Missing or outdated privacy notices. Many organisations have a privacy policy page but have not reviewed it since GDPR came into force in 2018. Notices need to reflect current processing activities.

No Data Processing Agreements with processors. Using a cloud CRM, payroll software, or email marketing platform without a signed DPA is a compliance gap. Most major providers offer these, but you need to actively sign them.

Weak breach response. Organisations often discover they have no documented process for handling a breach only when one occurs. By then, the 72-hour notification window is already running.

Over-retention of data. Keeping personal data "just in case" is not lawful. Retention periods must be defined, justified, and enforced.

For a broader view of how compliance fits into your IT strategy, the IT governance framework for UK SMEs covers how to embed accountability for compliance into your organisational structure.

How our IT compliance services can help

Working through a GDPR checklist is straightforward when your data estate is well-understood. For many SMEs, the challenge is that the underlying picture is unclear -- data is scattered across systems, third-party relationships lack documentation, and the person responsible for compliance is already wearing multiple hats.

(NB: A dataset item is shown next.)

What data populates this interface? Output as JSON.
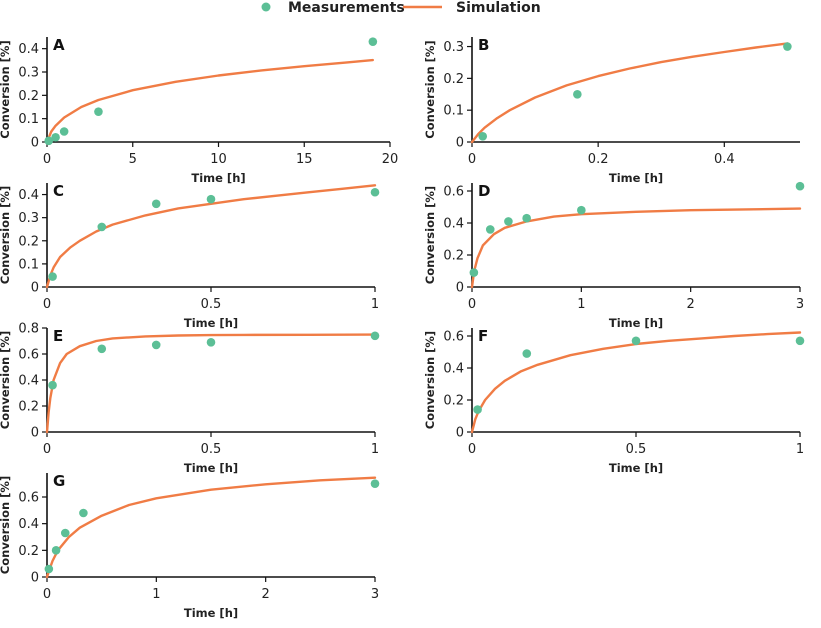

Our IT compliance consulting service helps UK organisations establish a clear compliance baseline, identify gaps, and implement controls that are proportionate to the actual risk. We also work with organisations on their broader security consulting needs, where GDPR's security requirements overlap with wider cybersecurity obligations.

If you are assessing your compliance posture for the first time, or preparing for an audit or due diligence process, get in touch for a no-commitment conversation about where you stand.

Frequently asked questions

Does UK GDPR apply to my small business?

Yes, if your organisation processes personal data in the UK or handles the data of UK residents, UK GDPR applies regardless of your size. There are some reduced obligations for smaller organisations (for example, you may not need a mandatory DPO), but the core principles and rights obligations apply universally.

What is the difference between UK GDPR and EU GDPR?

UK GDPR is the UK's domesticated version of the EU regulation, retained in law following Brexit. The substantive requirements are almost identical. The key practical differences are: the ICO is the supervisory authority (not EU data protection authorities), and the transfer mechanisms for sending data outside the UK follow the UK adequacy framework rather than the EU's. Organisations operating in both the UK and EU need to comply with both regimes.

How long do I have to respond to a Subject Access Request?

You must respond to a Subject Access Request within one calendar month of receiving it. You can extend this by a further two months for complex or numerous requests, but you must inform the individual within the first month that you are extending the deadline and explain why. There is no charge for responding to a SAR in most circumstances.

What should I do if I have a data breach?

First, contain the breach and preserve evidence. Assess whether the breach is likely to result in a risk to individuals' rights and freedoms. If it is, notify the ICO within 72 hours of becoming aware of the breach. If it poses a high risk to individuals directly, notify the affected individuals without undue delay. Log the breach regardless of whether it meets the notification threshold. A documented breach response procedure, tested in advance, makes this process significantly less chaotic under pressure.